Growth stocks aren't too tough to find -- a simple web search will often do the trick. Finding growth stocks you can buy and hold forever, however, is a different story. Every industry evolves over time. A company must be able to evolve with it or face extinction. Kodak and Blockbuster come to mind.

With that as the backdrop, here's a rundown of four great growth stocks that are not only firing on all cylinders right now, but should be able to adapt as needed as their markets and products mature.

Palo Alto Networks

If you think cybercrime is slowing down, think again. It's still as much of a problem as it ever was. Indeed, the World Economic Forum estimates that cybercrime is the world's third-largest economy (behind the U.S. and China). As a result, business consulting outfit McKinsey & Company suggests fighting cybercrime could eventually be a $2 trillion market in and of itself. That's roughly 10 times the amount of money spent on cyberdefense in 2021.

Palo Alto Networks (PANW 0.21%) offers a suite of firewalls, threat detection tools, secure-connectivity solutions, malware defenses, and more. Its flagship product is arguably its zero-trust network access platform, which protects networks from hackers without making it overly difficult for authorized users to plug in to the same network.

And the company's already capitalizing on the industry-wide growth McKinsey says is in the cards. Revenue is on pace to grow more than 25% this year despite the lethargic economy, and analysts believe Palo Alto Networks will grow its top line another 21% next year. That kind of sales growth simply extends a long-standing trend that doesn't look like it's going to slow down anytime soon.

Snowflake

Snowflake (SNOW -5.09%) is a compelling growth stock for some of the same reasons as Palo Alto.

Snowflake isn't exactly a household name, although there's a good chance you or someone in your household has unknowingly benefited from its service. This company helps enterprise-level organizations manage and effectively use all the data they choose to upload to the cloud. Better cost control, data-quality testing, consumer-intent prediction, and geographically based data analysis are just some of the tools it offers, tools that outfits like AT&T, DoorDash, and Capital One are using, just to name a few.

Snowflake shares aren't cheap. In fact, the company's unprofitable on a GAAP basis, and the stock's priced at a frothy 300 times this year's projected non-GAAP per-share earnings. The forward-looking price/earnings ratio of 182 isn't meaningfully better. As such, this pick isn't quite right for the average value investor.

If you can stomach the stress and volatility that most red-hot high-growth stocks tend to dish out, though, this year's and next year's expected revenue growth of more than 30% is worth tapping into.

Advanced Micro Devices

There's no denying Advanced Micro Devices (AMD -2.39%) plays proverbial second fiddle to graphics card titan Nvidia, as well as computer processor king Intel. In some ways, however, being the second-biggest player in an industry is an advantage. A particular market's biggest company has to think defensively in order to protect its leading market share. A smaller outfit can think and act aggressively, since it's got far more to gain than it's got to lose.

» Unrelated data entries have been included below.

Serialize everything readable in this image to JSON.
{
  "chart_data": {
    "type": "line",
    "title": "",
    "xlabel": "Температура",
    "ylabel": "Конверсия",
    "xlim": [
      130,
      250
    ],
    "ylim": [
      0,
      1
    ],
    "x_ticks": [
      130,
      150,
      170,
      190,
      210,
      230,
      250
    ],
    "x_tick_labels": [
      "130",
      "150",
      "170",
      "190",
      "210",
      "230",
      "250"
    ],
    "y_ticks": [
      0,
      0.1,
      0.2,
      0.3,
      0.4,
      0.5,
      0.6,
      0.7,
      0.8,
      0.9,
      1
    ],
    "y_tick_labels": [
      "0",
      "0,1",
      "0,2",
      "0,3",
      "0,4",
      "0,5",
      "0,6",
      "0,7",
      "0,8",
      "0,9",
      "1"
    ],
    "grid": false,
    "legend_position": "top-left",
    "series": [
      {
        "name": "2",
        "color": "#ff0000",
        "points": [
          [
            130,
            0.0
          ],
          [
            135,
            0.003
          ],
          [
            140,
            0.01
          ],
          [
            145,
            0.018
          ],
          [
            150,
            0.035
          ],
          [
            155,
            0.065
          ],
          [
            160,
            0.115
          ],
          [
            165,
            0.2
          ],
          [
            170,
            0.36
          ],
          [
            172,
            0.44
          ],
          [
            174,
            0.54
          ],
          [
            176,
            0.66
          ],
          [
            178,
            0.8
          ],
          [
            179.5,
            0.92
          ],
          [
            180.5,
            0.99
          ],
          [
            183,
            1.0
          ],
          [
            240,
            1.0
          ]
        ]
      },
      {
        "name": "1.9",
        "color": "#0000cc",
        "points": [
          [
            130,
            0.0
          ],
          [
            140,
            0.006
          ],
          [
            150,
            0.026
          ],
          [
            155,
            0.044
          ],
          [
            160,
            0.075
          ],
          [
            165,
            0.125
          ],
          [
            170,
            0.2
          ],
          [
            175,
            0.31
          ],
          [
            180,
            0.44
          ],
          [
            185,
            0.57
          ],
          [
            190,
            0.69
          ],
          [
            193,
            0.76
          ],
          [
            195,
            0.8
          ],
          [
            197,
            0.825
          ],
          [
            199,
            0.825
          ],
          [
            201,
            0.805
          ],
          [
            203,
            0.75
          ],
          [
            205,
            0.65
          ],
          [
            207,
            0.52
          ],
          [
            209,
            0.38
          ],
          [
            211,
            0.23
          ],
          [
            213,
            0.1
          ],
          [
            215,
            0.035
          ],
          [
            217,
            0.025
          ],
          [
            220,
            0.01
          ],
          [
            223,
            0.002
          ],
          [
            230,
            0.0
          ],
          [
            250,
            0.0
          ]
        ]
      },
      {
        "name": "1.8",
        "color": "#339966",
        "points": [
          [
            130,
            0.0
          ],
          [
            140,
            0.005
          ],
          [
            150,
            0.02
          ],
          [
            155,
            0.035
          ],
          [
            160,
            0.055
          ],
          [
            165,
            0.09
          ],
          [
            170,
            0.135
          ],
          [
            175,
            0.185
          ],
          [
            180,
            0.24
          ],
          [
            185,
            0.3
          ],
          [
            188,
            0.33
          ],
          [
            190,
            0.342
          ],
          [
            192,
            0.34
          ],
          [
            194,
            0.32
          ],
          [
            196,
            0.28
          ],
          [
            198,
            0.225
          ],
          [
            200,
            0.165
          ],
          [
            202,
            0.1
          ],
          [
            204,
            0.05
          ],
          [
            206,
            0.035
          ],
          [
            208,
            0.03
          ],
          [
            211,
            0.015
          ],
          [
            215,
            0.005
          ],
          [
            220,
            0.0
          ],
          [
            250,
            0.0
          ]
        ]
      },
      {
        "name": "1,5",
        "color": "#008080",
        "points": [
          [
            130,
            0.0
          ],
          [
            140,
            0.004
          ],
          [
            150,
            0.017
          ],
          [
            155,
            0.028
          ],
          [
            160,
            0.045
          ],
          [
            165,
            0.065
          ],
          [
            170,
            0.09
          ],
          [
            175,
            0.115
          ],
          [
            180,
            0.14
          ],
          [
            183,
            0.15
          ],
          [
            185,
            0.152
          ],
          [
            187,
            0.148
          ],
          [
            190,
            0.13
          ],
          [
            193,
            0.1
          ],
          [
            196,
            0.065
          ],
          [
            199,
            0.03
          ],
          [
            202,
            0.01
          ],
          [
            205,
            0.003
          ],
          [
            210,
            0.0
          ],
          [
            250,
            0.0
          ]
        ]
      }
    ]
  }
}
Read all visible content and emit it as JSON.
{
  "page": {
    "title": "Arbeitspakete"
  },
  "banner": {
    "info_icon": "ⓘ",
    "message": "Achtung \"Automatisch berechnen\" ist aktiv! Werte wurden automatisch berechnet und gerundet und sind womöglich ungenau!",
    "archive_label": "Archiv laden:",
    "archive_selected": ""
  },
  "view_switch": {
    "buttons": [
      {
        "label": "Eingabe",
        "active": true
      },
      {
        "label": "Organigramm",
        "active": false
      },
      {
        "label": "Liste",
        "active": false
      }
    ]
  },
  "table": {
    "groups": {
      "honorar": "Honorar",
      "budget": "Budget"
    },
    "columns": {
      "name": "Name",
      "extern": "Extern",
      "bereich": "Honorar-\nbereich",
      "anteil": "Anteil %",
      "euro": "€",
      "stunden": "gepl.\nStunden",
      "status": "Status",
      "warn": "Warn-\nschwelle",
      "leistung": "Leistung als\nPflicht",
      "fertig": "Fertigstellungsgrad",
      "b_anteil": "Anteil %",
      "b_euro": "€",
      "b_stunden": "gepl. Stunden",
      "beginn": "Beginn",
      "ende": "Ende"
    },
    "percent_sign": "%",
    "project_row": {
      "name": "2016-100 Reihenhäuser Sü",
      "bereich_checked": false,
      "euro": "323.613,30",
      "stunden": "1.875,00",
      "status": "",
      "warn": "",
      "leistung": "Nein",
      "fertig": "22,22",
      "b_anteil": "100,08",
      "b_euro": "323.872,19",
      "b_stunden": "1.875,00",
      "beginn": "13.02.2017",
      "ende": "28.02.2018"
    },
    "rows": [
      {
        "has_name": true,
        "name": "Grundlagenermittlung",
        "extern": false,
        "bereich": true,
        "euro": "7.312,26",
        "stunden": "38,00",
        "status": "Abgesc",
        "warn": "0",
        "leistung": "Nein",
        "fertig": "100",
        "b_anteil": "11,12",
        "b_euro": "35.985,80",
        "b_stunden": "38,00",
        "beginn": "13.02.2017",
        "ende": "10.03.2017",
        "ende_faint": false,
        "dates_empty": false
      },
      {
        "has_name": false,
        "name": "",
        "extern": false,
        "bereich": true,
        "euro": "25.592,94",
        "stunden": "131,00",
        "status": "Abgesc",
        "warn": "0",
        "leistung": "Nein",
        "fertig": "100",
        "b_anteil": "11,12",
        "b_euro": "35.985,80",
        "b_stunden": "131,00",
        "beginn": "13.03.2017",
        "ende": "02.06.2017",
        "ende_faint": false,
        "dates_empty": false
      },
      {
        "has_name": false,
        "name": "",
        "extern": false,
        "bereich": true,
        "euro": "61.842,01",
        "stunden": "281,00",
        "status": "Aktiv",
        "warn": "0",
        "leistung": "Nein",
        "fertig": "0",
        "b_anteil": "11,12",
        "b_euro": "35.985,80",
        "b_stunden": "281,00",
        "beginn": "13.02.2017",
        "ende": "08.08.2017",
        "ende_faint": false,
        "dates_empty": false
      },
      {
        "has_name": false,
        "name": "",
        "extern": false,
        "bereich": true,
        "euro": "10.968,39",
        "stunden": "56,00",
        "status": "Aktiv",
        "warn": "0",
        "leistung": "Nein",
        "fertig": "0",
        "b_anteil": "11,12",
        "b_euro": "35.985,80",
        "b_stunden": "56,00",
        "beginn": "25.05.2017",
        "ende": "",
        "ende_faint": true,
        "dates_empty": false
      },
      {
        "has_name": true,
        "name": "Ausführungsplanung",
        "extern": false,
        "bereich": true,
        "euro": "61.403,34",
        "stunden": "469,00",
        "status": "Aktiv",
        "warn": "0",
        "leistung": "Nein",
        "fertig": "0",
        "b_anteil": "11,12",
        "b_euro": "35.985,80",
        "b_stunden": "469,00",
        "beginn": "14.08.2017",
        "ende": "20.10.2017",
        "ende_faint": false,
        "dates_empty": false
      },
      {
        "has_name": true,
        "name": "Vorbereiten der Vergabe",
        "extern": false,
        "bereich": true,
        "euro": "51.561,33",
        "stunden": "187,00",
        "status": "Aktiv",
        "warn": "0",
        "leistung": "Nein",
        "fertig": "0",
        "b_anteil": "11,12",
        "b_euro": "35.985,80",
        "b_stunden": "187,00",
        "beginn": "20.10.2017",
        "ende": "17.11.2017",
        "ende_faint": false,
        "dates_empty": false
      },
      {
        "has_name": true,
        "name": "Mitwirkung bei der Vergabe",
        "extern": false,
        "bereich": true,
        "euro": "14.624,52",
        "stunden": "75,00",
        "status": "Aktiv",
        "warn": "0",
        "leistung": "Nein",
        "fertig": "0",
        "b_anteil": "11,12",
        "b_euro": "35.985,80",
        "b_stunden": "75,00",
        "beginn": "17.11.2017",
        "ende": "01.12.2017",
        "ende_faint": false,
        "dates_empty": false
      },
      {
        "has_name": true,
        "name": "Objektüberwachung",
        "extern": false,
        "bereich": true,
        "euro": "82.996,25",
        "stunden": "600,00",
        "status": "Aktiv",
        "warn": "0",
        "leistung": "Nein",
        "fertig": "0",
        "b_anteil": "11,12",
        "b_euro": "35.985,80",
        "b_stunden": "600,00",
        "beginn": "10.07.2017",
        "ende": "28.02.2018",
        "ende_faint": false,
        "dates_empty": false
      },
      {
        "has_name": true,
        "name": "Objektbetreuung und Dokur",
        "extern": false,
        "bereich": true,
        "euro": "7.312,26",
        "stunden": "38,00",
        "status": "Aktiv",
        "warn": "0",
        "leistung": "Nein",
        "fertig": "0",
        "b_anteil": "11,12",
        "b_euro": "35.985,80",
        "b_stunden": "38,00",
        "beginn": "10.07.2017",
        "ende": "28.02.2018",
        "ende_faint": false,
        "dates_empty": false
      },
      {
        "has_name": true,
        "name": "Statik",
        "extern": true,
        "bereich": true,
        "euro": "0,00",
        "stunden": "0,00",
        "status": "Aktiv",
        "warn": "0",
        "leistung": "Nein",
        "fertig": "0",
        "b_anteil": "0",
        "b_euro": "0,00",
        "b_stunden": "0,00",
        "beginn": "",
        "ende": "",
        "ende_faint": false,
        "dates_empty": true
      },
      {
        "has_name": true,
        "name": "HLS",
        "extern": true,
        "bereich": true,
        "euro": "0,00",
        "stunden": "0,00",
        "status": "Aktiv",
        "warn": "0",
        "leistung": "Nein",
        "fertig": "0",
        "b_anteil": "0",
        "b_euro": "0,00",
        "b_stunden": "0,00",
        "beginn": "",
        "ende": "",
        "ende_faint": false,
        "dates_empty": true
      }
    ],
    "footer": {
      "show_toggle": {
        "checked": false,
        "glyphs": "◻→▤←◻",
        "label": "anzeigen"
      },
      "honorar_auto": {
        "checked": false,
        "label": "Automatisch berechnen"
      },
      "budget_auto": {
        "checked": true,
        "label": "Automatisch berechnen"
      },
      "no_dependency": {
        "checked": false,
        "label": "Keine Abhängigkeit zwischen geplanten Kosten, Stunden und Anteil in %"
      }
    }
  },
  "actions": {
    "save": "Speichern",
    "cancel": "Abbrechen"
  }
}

And Advanced Micro Devices is taking brilliant advantage of this very scenario.

Case in point: After failing to keep up with Nvidia's artificial intelligence R&D for the past few years, last month AMD unveiled its MI300X processor, built from the ground up to handle generative AI duties. That debut follows May's rumors that -- in an effort to tamp down Nvidia's dominance -- Microsoft is partnering with Advanced Micro Devices to help usher AMD into the AI arena. Were Advanced Micro Devices the dominant name in the business, Microsoft might be helping Nvidia instead.

In the meantime, AMD continues to win its fair share of the computer processor and graphics card market, bringing lots of computing power to consumers and corporations at a relatively low price. Its mix of tech and price ranges makes the company more competitive than it may seem on the surface.

Shopify

Finally, add Shopify (SHOP -1.60%) stock to the list of growth stocks you can feel comfortable buying and holding forever.

If you're not familiar with it, Shopify is the antithesis of Amazon. Whereas Amazon requires all of its sellers to use its single platform to list their goods -- and compete with every other seller -- Shopify helps merchants and vendors set up their own stand-alone e-commerce platforms. This allows merchants to collect more vital information about their customers that it doesn't have to share with a competing third party.

And businesses of all sizes are increasingly embracing the idea. Although the company itself no longer publishes a specific figure, plausible estimates indicate there are between 4 million and 6 million active Shopify stores. Meanwhile, we do know that Shopify's customers sold $49.6 billion worth of goods and services during the three-month stretch ending in March, generating $1.5 billion worth of revenue for Shopify itself. Those numbers were up 15% and 25%, respectively, extending a growth pace that's been in place for a few years now.

Don't look for that growth to slow down anytime soon, either. While online stores aren't uncommon these days, Zippia reports that only 36% of small/personal businesses in the United States offer an e-commerce option to customers. That leaves on the order of another 20 million small businesses that could still launch an online sales platform using Shopify's tools, according to the Small Business Administration's count of nearly 33.2 million small businesses. That's a lot of opportunity.